Frankly, I think he's wrong. I saw the film and, to me, it seemed pretty clear from David's actions that that was the only inhabited pod and that the other five were empty. I disagree with the director. The point being that there's no reason to assume his interpretation is any more valid than mine. Or yours.

There is a theory called "Death of the Author" which claims that when interpreting a text of any kind (book, film, comic, music, painting, sculpture, long-winded blog post, etc.) one must approach it from the position that the author died the moment the project was complete and never explained it to anyone, even if you know full well that they are alive and talking about it constantly. If the author is dead, this means the only source of information about the text is the text itself.
How this applies to Prometheus is that if Ridley Scott tells us in an interview that the Engineers' DNA is "beyond our imagination", it doesn't matter because he is dead so he can't have said that. If he tells us in his director's commentary that we are looking at a galactic configuration of planets, it's irrelevant because he is dead so he never said that. Oh, you still read or heard the comments, but they were the comments of some random guy, not the director - because the director is dead - and, as such, they are no more or less "correct" than the thoughts of any other random guy.
Scott says they are planets. That's fine - that's his opinion - but it's not law. I can continue to believe that they are stars, because that makes more sense to me based on what I saw in the film. Scott says the planet in the opening is probably not Earth - I maintain that it almost certainly has to be, based on what I saw in the movie. Scott (to very quickly mention a different film) has said many times that Deckard in Blade Runner is definitely, undoubtedly, a replicant - and yet the debate rages on, regardless of what the director thinks. The film has to speak for itself - the original intent is effectively irrelevant.

That seems counterintuitive in a lot of ways, but it's really the only way interpretation can work. Otherwise a film (or book, or any text) could make no sense at all, but the director (author) could explain away any problems and we would have to accept those explanations - even though the text itself still makes no sense.
It's the same reason that “it makes sense in the book” is no excuse when things aren't adequately explained in the film version (think Patronuses in the Harry Potter films). It's the same reason that articles like this one, which analyse an entire movie based upon hearsay information that isn't actually in the movie, aren't a fair assessment. It's the same reason people can come up with conspiracy theories about the ambiguous endings of The Dark Knight Rises or Mass Effect 3, even though the creators never intended those endings to be ambiguous. And, more positively, it's the same reason that songs or art can come to represent social causes or cultural ideas that have nothing to do with the people who created the works originally.
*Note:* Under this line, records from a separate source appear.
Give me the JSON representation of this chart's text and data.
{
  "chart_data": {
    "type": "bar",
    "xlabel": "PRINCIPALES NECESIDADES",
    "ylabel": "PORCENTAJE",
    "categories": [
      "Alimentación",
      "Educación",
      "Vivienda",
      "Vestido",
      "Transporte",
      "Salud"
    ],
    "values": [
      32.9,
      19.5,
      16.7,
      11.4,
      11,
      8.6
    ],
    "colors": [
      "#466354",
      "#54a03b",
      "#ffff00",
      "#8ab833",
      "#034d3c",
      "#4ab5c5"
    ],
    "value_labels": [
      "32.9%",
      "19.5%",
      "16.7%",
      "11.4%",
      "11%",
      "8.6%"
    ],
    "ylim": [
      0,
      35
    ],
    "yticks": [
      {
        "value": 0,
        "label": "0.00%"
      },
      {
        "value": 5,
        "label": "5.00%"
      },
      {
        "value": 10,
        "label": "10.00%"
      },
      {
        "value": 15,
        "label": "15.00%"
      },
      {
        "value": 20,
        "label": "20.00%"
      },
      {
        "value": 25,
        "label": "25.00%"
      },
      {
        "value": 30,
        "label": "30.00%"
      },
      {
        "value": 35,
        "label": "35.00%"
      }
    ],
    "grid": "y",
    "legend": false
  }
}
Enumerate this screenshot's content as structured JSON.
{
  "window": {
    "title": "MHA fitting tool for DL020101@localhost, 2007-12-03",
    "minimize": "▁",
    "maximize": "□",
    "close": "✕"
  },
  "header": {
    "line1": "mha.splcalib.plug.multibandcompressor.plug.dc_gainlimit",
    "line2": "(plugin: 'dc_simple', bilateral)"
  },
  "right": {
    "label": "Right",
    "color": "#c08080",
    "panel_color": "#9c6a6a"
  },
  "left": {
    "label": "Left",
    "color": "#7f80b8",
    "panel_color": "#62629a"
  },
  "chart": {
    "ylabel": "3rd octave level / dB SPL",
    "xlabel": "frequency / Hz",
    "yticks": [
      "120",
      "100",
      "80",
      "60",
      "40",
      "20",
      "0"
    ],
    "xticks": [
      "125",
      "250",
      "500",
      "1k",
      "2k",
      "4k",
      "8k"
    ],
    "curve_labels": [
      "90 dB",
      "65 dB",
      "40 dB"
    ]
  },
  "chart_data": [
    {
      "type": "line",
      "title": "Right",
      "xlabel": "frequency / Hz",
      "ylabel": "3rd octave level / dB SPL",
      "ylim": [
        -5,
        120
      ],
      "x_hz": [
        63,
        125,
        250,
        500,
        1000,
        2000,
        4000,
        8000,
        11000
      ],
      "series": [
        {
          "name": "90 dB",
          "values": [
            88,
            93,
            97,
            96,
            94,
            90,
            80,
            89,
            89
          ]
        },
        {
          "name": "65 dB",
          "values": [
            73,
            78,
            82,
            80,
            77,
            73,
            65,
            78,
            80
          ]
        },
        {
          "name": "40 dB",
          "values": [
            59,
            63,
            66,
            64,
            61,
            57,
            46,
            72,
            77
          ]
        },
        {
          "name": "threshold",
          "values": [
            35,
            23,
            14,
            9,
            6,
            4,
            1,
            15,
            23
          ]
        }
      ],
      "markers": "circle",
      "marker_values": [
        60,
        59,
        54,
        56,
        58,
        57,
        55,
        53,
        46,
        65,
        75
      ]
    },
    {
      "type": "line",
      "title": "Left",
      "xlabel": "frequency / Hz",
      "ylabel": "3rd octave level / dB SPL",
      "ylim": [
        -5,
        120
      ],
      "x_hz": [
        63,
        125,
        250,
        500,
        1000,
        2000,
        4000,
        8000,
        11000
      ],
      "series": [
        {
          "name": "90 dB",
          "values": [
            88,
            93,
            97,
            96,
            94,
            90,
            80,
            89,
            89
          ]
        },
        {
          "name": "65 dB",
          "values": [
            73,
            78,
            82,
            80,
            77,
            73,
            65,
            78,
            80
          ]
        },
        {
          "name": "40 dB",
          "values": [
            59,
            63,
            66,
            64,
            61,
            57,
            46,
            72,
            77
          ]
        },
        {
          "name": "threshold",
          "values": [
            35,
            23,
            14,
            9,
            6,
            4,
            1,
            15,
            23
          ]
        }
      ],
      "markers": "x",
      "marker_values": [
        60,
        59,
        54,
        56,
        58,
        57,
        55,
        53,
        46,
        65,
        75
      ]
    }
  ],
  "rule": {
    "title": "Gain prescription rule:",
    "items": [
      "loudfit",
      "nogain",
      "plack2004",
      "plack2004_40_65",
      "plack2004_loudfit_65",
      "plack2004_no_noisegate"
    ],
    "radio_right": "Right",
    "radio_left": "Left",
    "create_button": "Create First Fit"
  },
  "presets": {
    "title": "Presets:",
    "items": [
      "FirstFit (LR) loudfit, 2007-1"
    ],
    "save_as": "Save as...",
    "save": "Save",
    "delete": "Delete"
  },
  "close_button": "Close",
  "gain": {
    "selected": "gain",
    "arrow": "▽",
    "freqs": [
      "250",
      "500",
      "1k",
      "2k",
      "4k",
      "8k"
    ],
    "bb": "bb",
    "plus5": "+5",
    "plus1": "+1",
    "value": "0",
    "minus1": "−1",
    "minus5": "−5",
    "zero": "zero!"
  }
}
Ridley Scott is free to say whatever he wants, to interpret his film in any way he wants, and to think those interpretations through as little as he wants. He's allowed to contradict himself and to contradict his movie, and it's not a problem because, once the film is out in the open, his opinion holds no authority and becomes just one more possible view. Death of the Author liberates us from the idea that the director's opinion is the correct one - or that there is only one "correct" opinion at all - and gives us the freedom to interpret a film on its own terms.
In this case, though, it's a bit of a moot point because, sadly, the film itself isn't very well thought out either.